Les textes liturgiques: hymnes ( cf. chapitre 3 Philippiens), Prologue de saint Jean, Apocalypse...

Les Logia: ( paroles, enseignement du professeur , sens étymologique) liste des paroles de Jésus. ( Cf. Matthieu V à VIII)

Les lettres des chefs de la communauté ( cf. les différentes épîtres, réponses de Paul aux questions posées par les uns ou les autres)

Les premiers textes répondent à une certaine demande. Ils sont écrits dans l'urgence. Certains textes ont perdu certains passages (le début ou la fin) car ils ont été recopiés “ à la va - vite ”.

Au premier siècle on n'était pas trop regardant sur la notion d'auteur, ce qui nous ramène une fois encore à la tradition du monde juif. On se fiait pourtant à l'autorité des Apôtres et des grands maîtres.

3) Paul ( Saül de Tarse) et l'école paulinienne:

C'est un converti. Il était Pharisien, rabbi et grand intellectuel juif de la diaspora ( le judaïsme au temps de Jésus ne se trouvait pas coincé autour du temple. Il y avait plusieurs communautés à Rome, Antioche, Alexandrie, etc... Le christianisme a pu se développer grâce à ce réseau.)

Paul va s'imposer comme maître et comme source du christianisme. Il va apporter au christianisme les façons de faire du judaïsme:

- Le rabbi représente la connaissance, le savoir et la tradition. C'est sa parole qui tranche et qui représente l'autorité en la matière.

- Le rabbi a des disciples qui écrivent au nom du maître: les disciples rassemblent les propos et les dits du maître. Souvent, le maître dicte et les élèves copient / rédigent.

- les disciples se constituent en groupe dépositaire de la pensée du maître.

Même après la mort du maître, les disciples continuent sa pensée ( toutes les lettres n'ont pas été rédigées par Paul / La pensée misogyne que l'on retrouve dans les écrits “ Pauliniens ” est attribuée à tort à tort alors qu'est de la responsabilité de ses disciples)

==> Les différents textes sont des écrits de circonstance amenés par la nécessité.

4) Les évangiles ( les livres historiques)

- Les premiers chrétiens ont vécu avec cette conviction que ce monde est fini et que le retour du Christ est imminent ( cf. Corinthiens).

- Le projet historien ( le conservatoire de la mémoire) est tardif car au début il n'était pas urgent.
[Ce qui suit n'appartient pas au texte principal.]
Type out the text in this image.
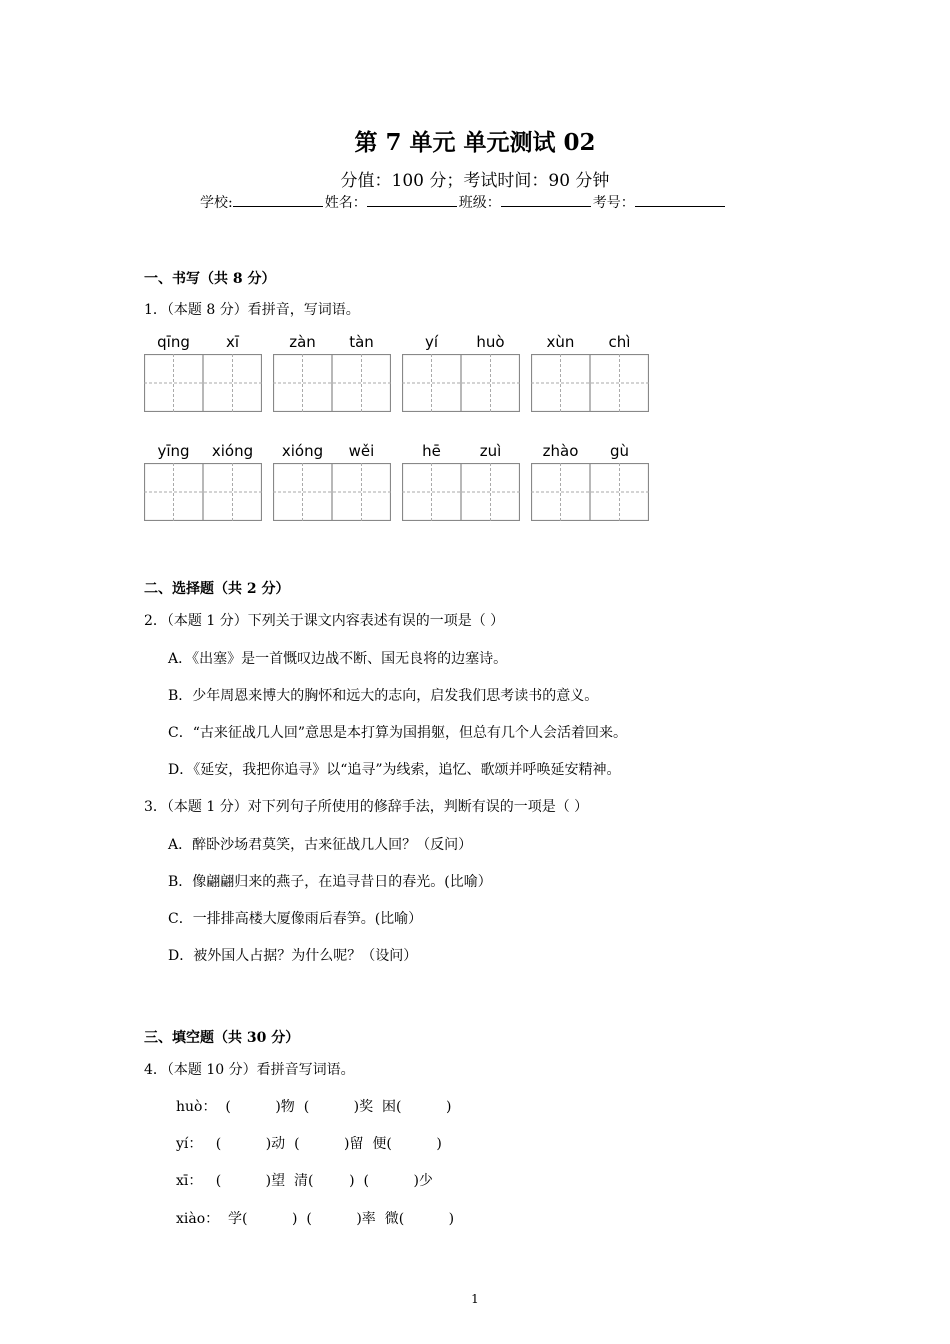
第 7 单元 单元测试 02
分值：100 分；考试时间：90 分钟
学校:	姓名：	班级：	考号：
一、书写（共 8 分）
1．（本题 8 分）看拼音，写词语。
qīng	xī	zàn	tàn	yí	huò	xùn	chì
yīng	xióng	xióng	wěi	hē	zuì	zhào	gù
二、选择题（共 2 分）
2．（本题 1 分）下列关于课文内容表述有误的一项是（ ）
A．《出塞》是一首慨叹边战不断、国无良将的边塞诗。
B．少年周恩来博大的胸怀和远大的志向，启发我们思考读书的意义。
C．“古来征战几人回”意思是本打算为国捐躯，但总有几个人会活着回来。
D．《延安，我把你追寻》以“追寻”为线索，追忆、歌颂并呼唤延安精神。
3．（本题 1 分）对下列句子所使用的修辞手法，判断有误的一项是（ ）
A．醉卧沙场君莫笑，古来征战几人回？（反问）
B．像翩翩归来的燕子，在追寻昔日的春光。(比喻）
C．一排排高楼大厦像雨后春笋。(比喻）
D．被外国人占据？为什么呢？（设问）
三、填空题（共 30 分）
4．（本题 10 分）看拼音写词语。
huò：  (          )物  (          )奖  困(          )
yí：   (          )动  (          )留  便(          )
xī：   (          )望  清(        )  (          )少
xiào：  学(          )  (          )率  微(          )
1
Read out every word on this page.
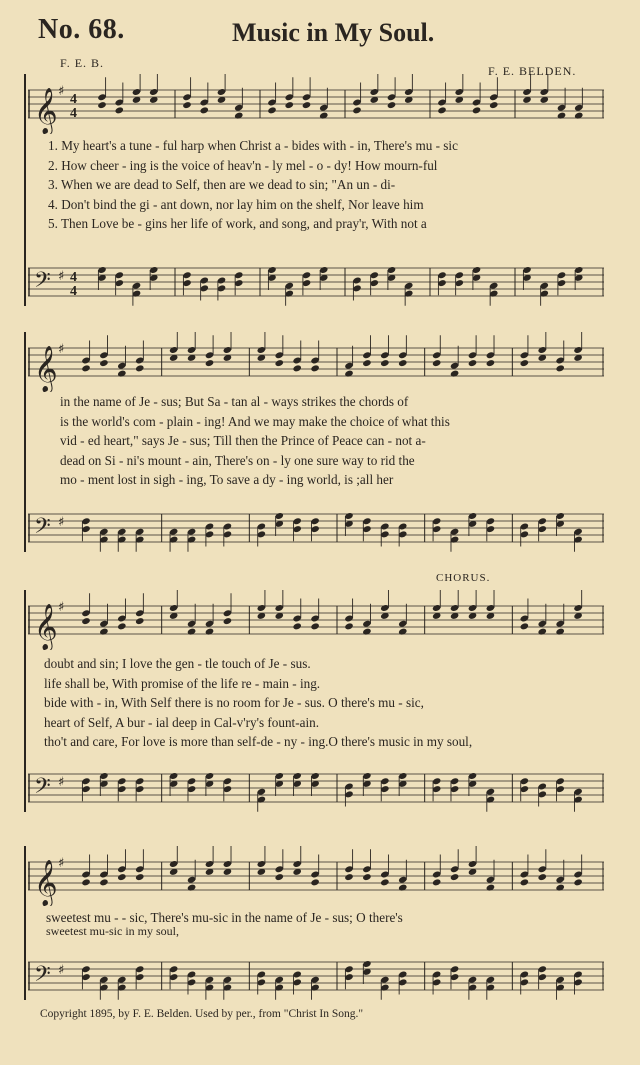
No. 68.	Music in My Soul.
F. E. B.
F. E. BELDEN.
𝄞 ♯
4
4
1. My heart's a tune - ful harp when Christ a - bides with - in, There's mu - sic
2. How cheer - ing is the voice of heav'n - ly mel - o - dy! How mourn-ful
3. When we are dead to Self, then are we dead to sin; "An un - di-
4. Don't bind the gi - ant down, nor lay him on the shelf, Nor leave him
5. Then Love be - gins her life of work, and song, and pray'r, With not a
𝄢 ♯ 4
4
𝄞 ♯
in the name of Je - sus; But Sa - tan al - ways strikes the chords of
is the world's com - plain - ing! And we may make the choice of what this
vid - ed heart," says Je - sus; Till then the Prince of Peace can - not a-
dead on Si - ni's mount - ain, There's on - ly one sure way to rid the
mo - ment lost in sigh - ing, To save a dy - ing world, is ;all her
𝄢 ♯
CHORUS.
𝄞 ♯
doubt and sin; I love the gen - tle touch of Je - sus.
life shall be, With promise of the life re - main - ing.
bide with - in, With Self there is no room for Je - sus. O there's mu - sic,
heart of Self, A bur - ial deep in Cal-v'ry's fount-ain.
tho't and care, For love is more than self-de - ny - ing.O there's music in my soul,
𝄢 ♯
𝄞 ♯
sweetest mu - - sic, There's mu-sic in the name of Je - sus; O there's
sweetest mu-sic in my soul,
𝄢 ♯
Copyright 1895, by F. E. Belden. Used by per., from "Christ In Song."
- Les narrations autour de la Passion sont anciennes mais elles s'inscrivaient dans un but liturgiques et non pas historien car les premiers fidèles pensaient que le chrétiens n'avaient pas d'avenir.

- Mais avec le temps, ils avaient pris conscience qu'il fallait durer et qu'il fallait fixer la mémoire.

- L'épreuve des persécutions a rendu conscients les chrétiens du premier siècle que la doctrine comme la mémoire collective sont mortelles. Les Évangiles sont repris dans une perspective historique

C'est l'idée de la mort qui a été à l'origine du développement d'écrits d'Apocalypse.

Conclusion

- Le christ est le fondement de la bible chrétienne en amont et en aval:

- En amont: Jésus se réfère aux Écritures. Il les clôt d'un point de vue doctrinal alors que pour les juif cette clôture n'a pas été accomplie par le Christ.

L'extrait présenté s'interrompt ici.